It’s only for preprints on bioRxiv or medRxiv but seems to work well. Check where you’re own preprints fall on the map
From the paper: Examining linguistic shifts between preprints and publications
Preprints allow researchers to make their findings available to the scientific community before they have undergone peer review. Studies on preprints within bioRxiv have been largely focused on article metadata and how often these preprints are downloaded, cited, published, and discussed online. A missing element that has yet to be examined is the language contained within the bioRxiv preprint repository. We sought to compare and contrast linguistic features within bioRxiv preprints to published biomedical text as a whole as this is an excellent opportunity to examine how peer review changes these documents. The most prevalent features that changed appear to be associated with typesetting and mentions of supporting information sections or additional files.

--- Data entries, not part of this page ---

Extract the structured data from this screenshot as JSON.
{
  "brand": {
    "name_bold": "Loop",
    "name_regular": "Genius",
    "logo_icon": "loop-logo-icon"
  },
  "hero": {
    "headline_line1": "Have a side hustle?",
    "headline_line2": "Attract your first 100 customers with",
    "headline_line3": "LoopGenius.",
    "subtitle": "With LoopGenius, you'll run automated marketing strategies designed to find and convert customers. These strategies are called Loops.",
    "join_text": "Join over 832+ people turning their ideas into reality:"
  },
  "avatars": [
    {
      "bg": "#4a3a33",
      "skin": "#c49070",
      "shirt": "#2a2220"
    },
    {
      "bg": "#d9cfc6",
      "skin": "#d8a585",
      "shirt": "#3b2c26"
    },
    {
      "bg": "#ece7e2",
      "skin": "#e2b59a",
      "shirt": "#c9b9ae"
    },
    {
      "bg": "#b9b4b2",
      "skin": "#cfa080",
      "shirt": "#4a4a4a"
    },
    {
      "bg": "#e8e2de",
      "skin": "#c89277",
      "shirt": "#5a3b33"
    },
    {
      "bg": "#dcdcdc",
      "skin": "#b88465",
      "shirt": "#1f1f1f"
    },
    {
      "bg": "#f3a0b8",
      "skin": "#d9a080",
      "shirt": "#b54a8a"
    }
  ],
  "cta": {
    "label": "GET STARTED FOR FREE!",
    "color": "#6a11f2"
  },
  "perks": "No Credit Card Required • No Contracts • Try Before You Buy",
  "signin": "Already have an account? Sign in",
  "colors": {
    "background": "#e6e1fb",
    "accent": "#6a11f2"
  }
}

In addition to text comparison, we created document embeddings derived from a preprint-trained word2vec model. We found that these embeddings are able to parse out different scientific approaches and concepts, link unannotated preprint–peer-reviewed article pairs, and identify journals that publish linguistically similar papers to a given preprint. We also used these embeddings to examine factors associated with the time elapsed between the posting of a first preprint and the appearance of a peer-reviewed publication. We found that preprints with more versions posted and more textual changes took longer to publish. Lastly, we constructed a web application (Preprint Similarity Search) that allows users to identify which journals and articles that are most linguistically similar to a bioRxiv or medRxiv preprint as well as observe where the preprint would be positioned within a published article landscape.